Com a libertação de Diniz, a polícia prendeu dez sequestradores. O único brasileiro do grupo, que posteriormente se formaria em História, era Raimundo Rosélio da Costa Freire. Ele foi preso, mas recuperou a liberdade graças a um indulto. Algum tempo depois, voltou a ser preso por tráfico de drogas, conforme a imprensa noticiou.

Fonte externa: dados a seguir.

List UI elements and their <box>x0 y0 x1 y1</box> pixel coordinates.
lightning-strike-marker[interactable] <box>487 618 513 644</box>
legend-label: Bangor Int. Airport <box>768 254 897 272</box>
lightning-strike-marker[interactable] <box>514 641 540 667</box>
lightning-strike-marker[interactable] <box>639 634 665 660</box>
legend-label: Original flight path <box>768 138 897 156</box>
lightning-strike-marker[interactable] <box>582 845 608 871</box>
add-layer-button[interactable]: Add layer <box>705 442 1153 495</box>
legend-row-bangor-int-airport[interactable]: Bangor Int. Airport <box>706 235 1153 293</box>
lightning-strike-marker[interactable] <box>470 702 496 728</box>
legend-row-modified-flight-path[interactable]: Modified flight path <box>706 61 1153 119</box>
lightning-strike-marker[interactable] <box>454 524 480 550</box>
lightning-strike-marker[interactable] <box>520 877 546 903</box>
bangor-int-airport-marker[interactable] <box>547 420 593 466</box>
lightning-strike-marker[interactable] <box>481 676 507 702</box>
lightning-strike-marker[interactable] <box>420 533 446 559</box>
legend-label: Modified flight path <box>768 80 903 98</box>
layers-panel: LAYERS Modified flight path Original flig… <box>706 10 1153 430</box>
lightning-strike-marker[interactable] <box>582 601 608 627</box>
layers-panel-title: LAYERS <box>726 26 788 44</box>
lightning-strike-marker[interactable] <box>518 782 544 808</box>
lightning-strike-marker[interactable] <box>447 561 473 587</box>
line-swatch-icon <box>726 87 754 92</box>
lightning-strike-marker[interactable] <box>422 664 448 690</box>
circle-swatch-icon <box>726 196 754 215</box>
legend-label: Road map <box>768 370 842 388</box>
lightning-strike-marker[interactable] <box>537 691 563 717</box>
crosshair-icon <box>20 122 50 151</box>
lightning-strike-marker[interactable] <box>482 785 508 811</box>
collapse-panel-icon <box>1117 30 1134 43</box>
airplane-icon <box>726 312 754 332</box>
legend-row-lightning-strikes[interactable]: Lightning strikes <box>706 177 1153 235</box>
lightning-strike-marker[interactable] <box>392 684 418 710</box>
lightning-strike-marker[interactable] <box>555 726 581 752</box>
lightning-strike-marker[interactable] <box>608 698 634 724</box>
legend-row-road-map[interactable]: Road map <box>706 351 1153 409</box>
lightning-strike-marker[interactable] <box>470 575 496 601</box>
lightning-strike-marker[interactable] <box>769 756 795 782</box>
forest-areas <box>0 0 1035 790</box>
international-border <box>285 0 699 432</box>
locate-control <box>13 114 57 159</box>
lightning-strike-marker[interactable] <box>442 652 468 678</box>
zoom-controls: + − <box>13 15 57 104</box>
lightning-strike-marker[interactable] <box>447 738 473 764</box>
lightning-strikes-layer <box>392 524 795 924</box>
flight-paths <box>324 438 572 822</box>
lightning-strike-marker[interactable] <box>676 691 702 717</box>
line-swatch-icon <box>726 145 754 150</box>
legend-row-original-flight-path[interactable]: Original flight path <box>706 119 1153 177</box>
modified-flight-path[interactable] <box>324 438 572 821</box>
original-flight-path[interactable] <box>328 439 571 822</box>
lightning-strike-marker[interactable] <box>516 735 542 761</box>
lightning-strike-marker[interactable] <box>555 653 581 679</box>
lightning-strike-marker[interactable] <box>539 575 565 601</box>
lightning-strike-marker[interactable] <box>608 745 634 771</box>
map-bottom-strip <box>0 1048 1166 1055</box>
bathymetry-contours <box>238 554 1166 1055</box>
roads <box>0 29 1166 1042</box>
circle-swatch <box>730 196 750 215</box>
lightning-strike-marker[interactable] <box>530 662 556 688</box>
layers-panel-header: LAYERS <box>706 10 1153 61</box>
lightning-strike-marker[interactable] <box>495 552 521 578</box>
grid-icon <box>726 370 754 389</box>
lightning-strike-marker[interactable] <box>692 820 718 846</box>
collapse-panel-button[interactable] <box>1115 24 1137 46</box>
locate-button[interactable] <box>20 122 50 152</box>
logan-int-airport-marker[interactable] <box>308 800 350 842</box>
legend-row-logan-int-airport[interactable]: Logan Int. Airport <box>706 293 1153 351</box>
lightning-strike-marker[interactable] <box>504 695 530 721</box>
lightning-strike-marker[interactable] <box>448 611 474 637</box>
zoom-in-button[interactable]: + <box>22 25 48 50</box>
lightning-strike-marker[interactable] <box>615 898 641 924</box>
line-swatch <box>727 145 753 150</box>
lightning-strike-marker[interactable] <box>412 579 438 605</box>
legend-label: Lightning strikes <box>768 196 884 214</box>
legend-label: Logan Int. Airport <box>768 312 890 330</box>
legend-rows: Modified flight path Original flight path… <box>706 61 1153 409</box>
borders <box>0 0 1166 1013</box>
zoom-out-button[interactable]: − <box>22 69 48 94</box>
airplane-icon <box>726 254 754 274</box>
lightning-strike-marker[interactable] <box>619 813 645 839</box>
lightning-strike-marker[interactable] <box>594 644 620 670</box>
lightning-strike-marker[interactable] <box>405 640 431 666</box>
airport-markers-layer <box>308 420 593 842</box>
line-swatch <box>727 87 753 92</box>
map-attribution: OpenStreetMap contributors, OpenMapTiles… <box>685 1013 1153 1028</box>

Sobre o grupo de estrangeiros, foi confirmado que pertenciam ao MIR, do Chile, que praticavam crimes com a finalidade de levantar recursos financeiros para ajudar a guerrilha em El Salvador. Documentos que comprovaram o envolvimento dos sequestradores de Diniz com grupos políticos de esquerda na América Latina foram localizados na Nicarágua, em instalações de guerrilheiros, mas o mais impressionante foi o dossiê encontrado no local do cativeiro. Uma pasta com todas as informações relevantes sobre a estrutura de segurança do Estado de São Paulo, a composição das polícias, a localização dos quartéis e das delegacias, o perfil dos chefes dos quartéis e muitos outros detalhes que indicavam que o planejamento do sequestro havia sido feito por gente experiente nesse tipo de ação.
Os criminosos passaram quase dez anos presos na Casa de Detenção do Carandiru, em São Paulo, e, beneficiados por uma nova lei, foram extraditados para seus respectivos países de origem.
O caso do sequestro de Abilio Diniz também foi envolvido numa espécie de trama política que incluiu os candidatos Collor de Mello e Lula, uma vez que circularam imagens e notícias dos sequestradores usando camisetas do PT. Rapidamente, a imprensa veiculou a informação e houve quem acreditasse que Lula foi prejudicado naquela ocasião por conta do informe negativo que surgiu nos dias que antecederam o segundo turno da eleição. Outros especialistas em política não confirmam essa ocorrência como a causa da derrota do candidato da esquerda, tendo sido ela provocada por outros fatores.
Da perspectiva policial, o desfecho da ocorrência foi altamente satisfatório e o nome do GATE foi projetado para a sociedade de um modo bastante positivo. Mas é preciso registrar que, a bem da verdade, o GATE ainda não estava preparado para enfrentar toda e qualquer operação que exigisse a presença de um grupo de elite e no dia 20 de março do ano seguinte nós tivemos a prova disso.